I am blaming Dessaix at least in part for my sudden mad desire to become well-read and clever and able to spin out the little things that happen inside my head into something to stop and tilt one's head at, like a work of art. (Again, we dig up an embarrassing ulterior motive for this now startlingly lengthy rumination.) So I find myself reading John Barth's semi-autobiographical and altogether quite odd novel about a long-married couple going on a voyage. I haven't read enough to have formed any concrete opinions yet, but it's undoubtably very good. A little too self-reflective in parts, almost violently postmodern in his wild 'arias' about the fact that he hasn't planned the plot yet and he's making it up as he goes along.
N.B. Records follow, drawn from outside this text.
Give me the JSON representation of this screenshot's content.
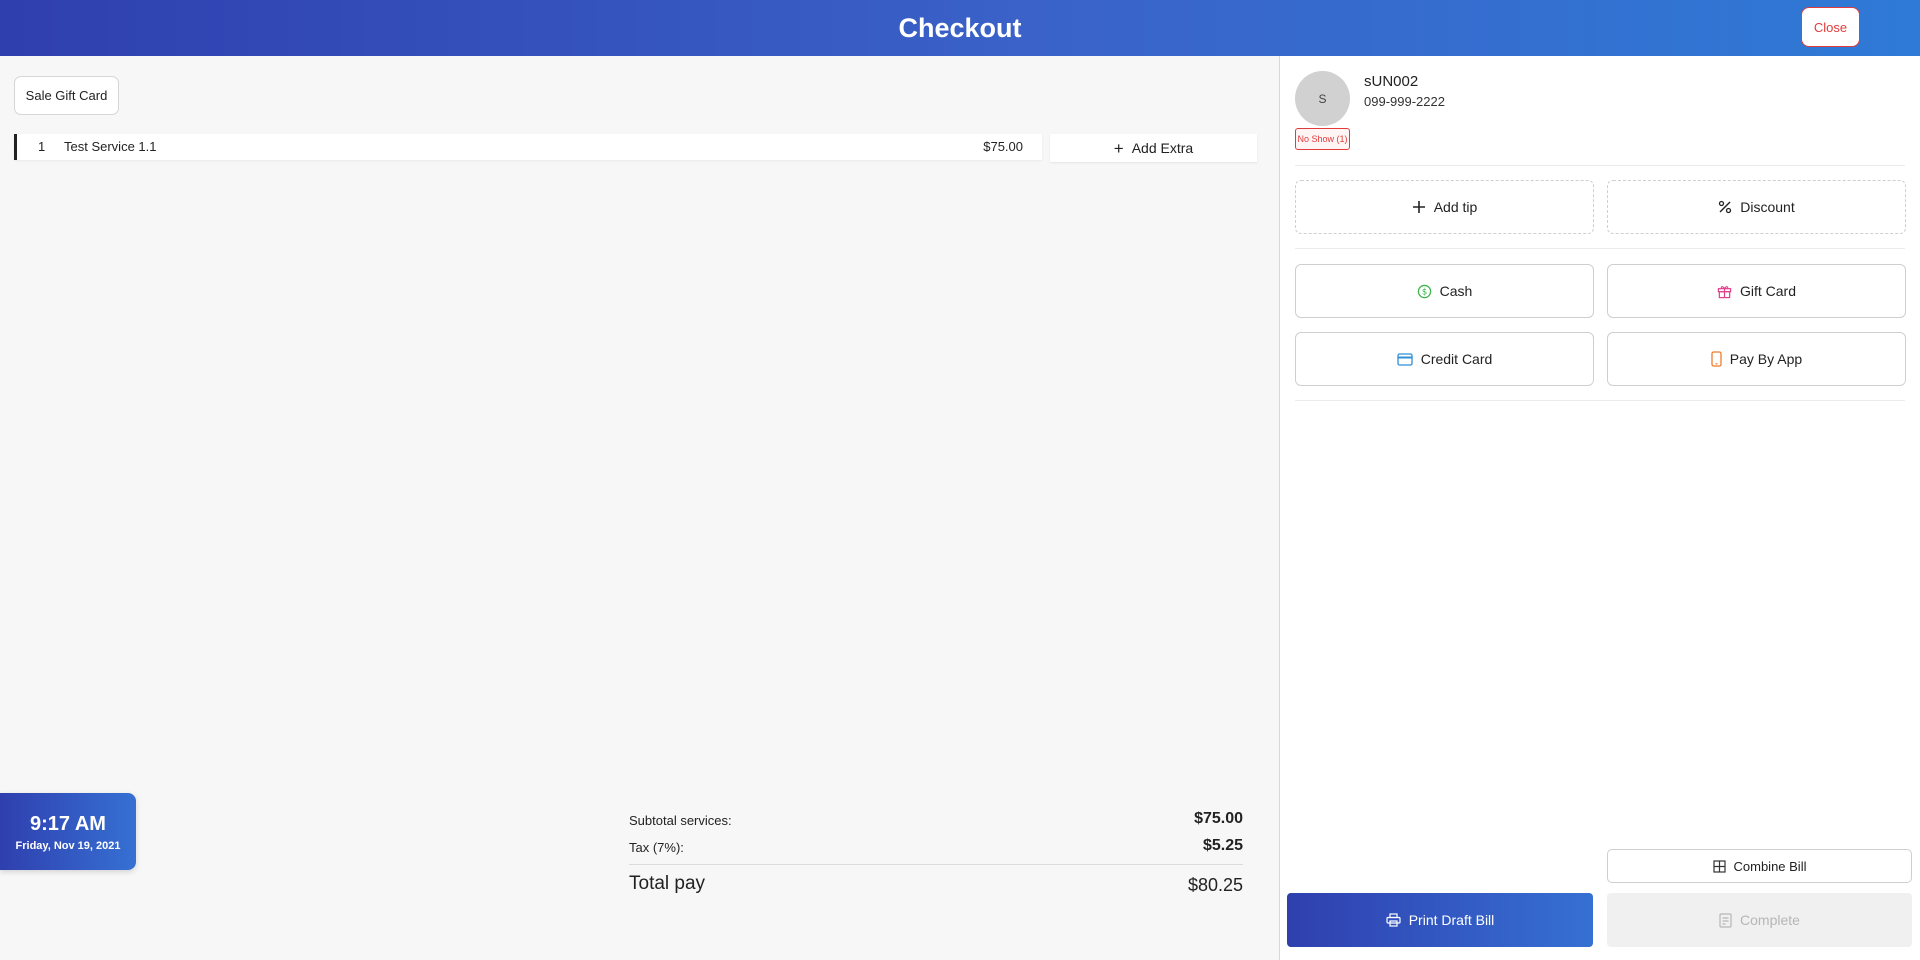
{
  "header": {
    "title": "Checkout",
    "close_label": "Close"
  },
  "left": {
    "sale_gift_card_label": "Sale Gift Card",
    "services": [
      {
        "index": "1",
        "name": "Test Service 1.1",
        "price": "$75.00"
      }
    ],
    "add_extra_label": "Add Extra"
  },
  "clock": {
    "time": "9:17 AM",
    "date": "Friday, Nov 19, 2021"
  },
  "totals": {
    "subtotal_label": "Subtotal services:",
    "subtotal_value": "$75.00",
    "tax_label": "Tax (7%):",
    "tax_value": "$5.25",
    "total_label": "Total pay",
    "total_value": "$80.25"
  },
  "customer": {
    "avatar_initial": "S",
    "name": "sUN002",
    "phone": "099-999-2222",
    "no_show_badge": "No Show (1)"
  },
  "options": {
    "add_tip_label": "Add tip",
    "discount_label": "Discount"
  },
  "payments": {
    "cash_label": "Cash",
    "gift_card_label": "Gift Card",
    "credit_card_label": "Credit Card",
    "pay_by_app_label": "Pay By App"
  },
  "actions": {
    "combine_bill_label": "Combine Bill",
    "print_draft_label": "Print Draft Bill",
    "complete_label": "Complete"
  },
  "colors": {
    "brand_blue": "#2f3fae",
    "danger": "#e23b3b",
    "cash_green": "#3bb54a",
    "gift_pink": "#e0408a",
    "card_blue": "#2f8fd8",
    "app_orange": "#f07b2a"
  }
}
But I'm warming to him, as well, with his mentions of his treasured notebooks full of ideas for books. My own (second such) general-purpose notebook is open to my right as I type this, pages split between French verbs and careless jotting down of my exam timetable for the end of semester. I'll get back to you on the value of the book as a whole when I'm futher into it.
At this stage I began to segue into a discussion of why I'm going to read Salman Rushie's Shame when I didn't particularly enjoy Midnight's Children, being too young and too impatient when I read it, but I soon discovered I've run out of steam and it would just be charging on pointlessly for the sake of nothing in particular.
I'll leave it here.
I know exactly which icon to use for this post.